Peter Bellwood dari Australian National University dalam buku "Man Conquest of the Pacific: The Prehistory of South East Asia and Oceania (1978)" seperti ditulis detik.com, menyebut minuman beralkohol mulai diperkenalkan ke Papua sejak 3.000 tahun lalu. Minuman itu diperkenalkan orang berbahasa Austronesia dari Asia. Kepada masyarakat lokal, mereka mengenalkan minuman beralkohol dan pengetahuan membuat minuman beralkohol hasil sadapan pohon aren, nipah atau kelapa.

Dalam budaya tradisional Papua, suku Maybrat di Ayamaru memiliki kebiasaan minum arak atau dalam bahasa setempat disebut ara dju.

Arak itu diminum saat pesta, pertemuan, atau menyambut tamu. Di daerah utara Danau Ayamaru arak disebut djy atau tuwoq (berasal dari kata Melayu tuwak).

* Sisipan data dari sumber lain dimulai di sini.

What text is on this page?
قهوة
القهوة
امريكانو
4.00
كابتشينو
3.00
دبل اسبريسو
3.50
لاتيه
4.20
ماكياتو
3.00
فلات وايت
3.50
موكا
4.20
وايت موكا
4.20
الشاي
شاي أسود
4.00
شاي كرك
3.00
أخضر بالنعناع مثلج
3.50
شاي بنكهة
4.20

Sementara di Kampung Waena Jayapura, tuak atau sagero disadap dari pohon kelapa. Orang Tehit di Teminabun Sorong, menyebut sagero sebagai “minuman persaudaraan”. Orang Tehit, mengambil bahan sagero dari hasil sadapan pohon aren.

Lain halnya di Nabire, minuman keras atau miras lokal terbuat dari nira nipah. Di Nabire, minuman ini dikenal dengan nama bobo. Miras dari nira pohon aren, pohon kelapa, atau pohon nipah di Papua dikenal sebagai milo atau miras lokal. Sedangkan oplosannya disebut boplas atau minuman botol plastik.

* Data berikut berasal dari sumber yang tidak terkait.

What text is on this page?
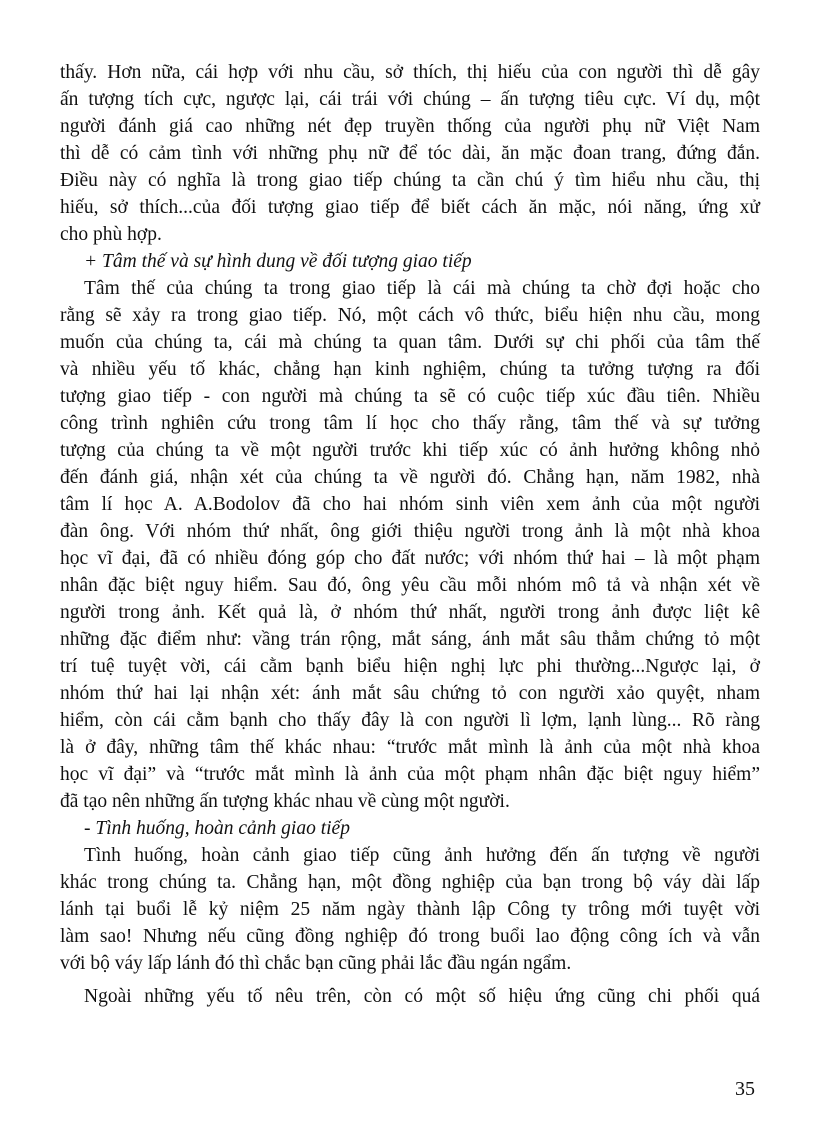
thấy. Hơn nữa, cái hợp với nhu cầu, sở thích, thị hiếu của con người thì dễ gây
ấn tượng tích cực, ngược lại, cái trái với chúng – ấn tượng tiêu cực. Ví dụ, một
người đánh giá cao những nét đẹp truyền thống của người phụ nữ Việt Nam
thì dễ có cảm tình với những phụ nữ để tóc dài, ăn mặc đoan trang, đứng đắn.
Điều này có nghĩa là trong giao tiếp chúng ta cần chú ý tìm hiểu nhu cầu, thị
hiếu, sở thích...của đối tượng giao tiếp để biết cách ăn mặc, nói năng, ứng xử
cho phù hợp.
+ Tâm thế và sự hình dung về đối tượng giao tiếp
Tâm thế của chúng ta trong giao tiếp là cái mà chúng ta chờ đợi hoặc cho
rằng sẽ xảy ra trong giao tiếp. Nó, một cách vô thức, biểu hiện nhu cầu, mong
muốn của chúng ta, cái mà chúng ta quan tâm. Dưới sự chi phối của tâm thế
và nhiều yếu tố khác, chẳng hạn kinh nghiệm, chúng ta tưởng tượng ra đối
tượng giao tiếp - con người mà chúng ta sẽ có cuộc tiếp xúc đầu tiên. Nhiều
công trình nghiên cứu trong tâm lí học cho thấy rằng, tâm thế và sự tưởng
tượng của chúng ta về một người trước khi tiếp xúc có ảnh hưởng không nhỏ
đến đánh giá, nhận xét của chúng ta về người đó. Chẳng hạn, năm 1982, nhà
tâm lí học A. A.Bodolov đã cho hai nhóm sinh viên xem ảnh của một người
đàn ông. Với nhóm thứ nhất, ông giới thiệu người trong ảnh là một nhà khoa
học vĩ đại, đã có nhiều đóng góp cho đất nước; với nhóm thứ hai – là một phạm
nhân đặc biệt nguy hiểm. Sau đó, ông yêu cầu mỗi nhóm mô tả và nhận xét về
người trong ảnh. Kết quả là, ở nhóm thứ nhất, người trong ảnh được liệt kê
những đặc điểm như: vầng trán rộng, mắt sáng, ánh mắt sâu thẳm chứng tỏ một
trí tuệ tuyệt vời, cái cằm bạnh biểu hiện nghị lực phi thường...Ngược lại, ở
nhóm thứ hai lại nhận xét: ánh mắt sâu chứng tỏ con người xảo quyệt, nham
hiểm, còn cái cằm bạnh cho thấy đây là con người lì lợm, lạnh lùng... Rõ ràng
là ở đây, những tâm thế khác nhau: “trước mắt mình là ảnh của một nhà khoa
học vĩ đại” và “trước mắt mình là ảnh của một phạm nhân đặc biệt nguy hiểm”
đã tạo nên những ấn tượng khác nhau về cùng một người.
- Tình huống, hoàn cảnh giao tiếp
Tình huống, hoàn cảnh giao tiếp cũng ảnh hưởng đến ấn tượng về người
khác trong chúng ta. Chẳng hạn, một đồng nghiệp của bạn trong bộ váy dài lấp
lánh tại buổi lễ kỷ niệm 25 năm ngày thành lập Công ty trông mới tuyệt vời
làm sao! Nhưng nếu cũng đồng nghiệp đó trong buổi lao động công ích và vẫn
với bộ váy lấp lánh đó thì chắc bạn cũng phải lắc đầu ngán ngẩm.
Ngoài những yếu tố nêu trên, còn có một số hiệu ứng cũng chi phối quá
35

Hari Suroto, Peneliti Balai Arkeologi Papua dalam nabire. net menulis, beberapa orang mempercayai, minuman keras modern di Papua diperkenalkan oleh tentara Amerika dan Australia pada saat terjadinya Perang Pasifik tahun 1944.

Kebiasaan orang Papua mengkonsumsi alkohol terjadi saat kontak dengan orang-orang kulit putih dari Eropa, Melayu, dan orang Timor dari Tidore Ternate.

Menurut Hari, daerah pesisir pantai Papua lebih dahulu melakukan kontak dengan orang luar Papua. Mereka juga telah mengenal minuman beralkhohol dari pohon kelapa ataupun aren yang disebut sagero (saguer/bobo).

Namun minuman beralkohol itu belum mengenal beralkohol itu. Miras belum menjadi budaya mereka. Hal itu dikarenakan tidak adanya bahan untuk memproduksi alkohol seperti misalnya pohon kelapa. (Bersambung)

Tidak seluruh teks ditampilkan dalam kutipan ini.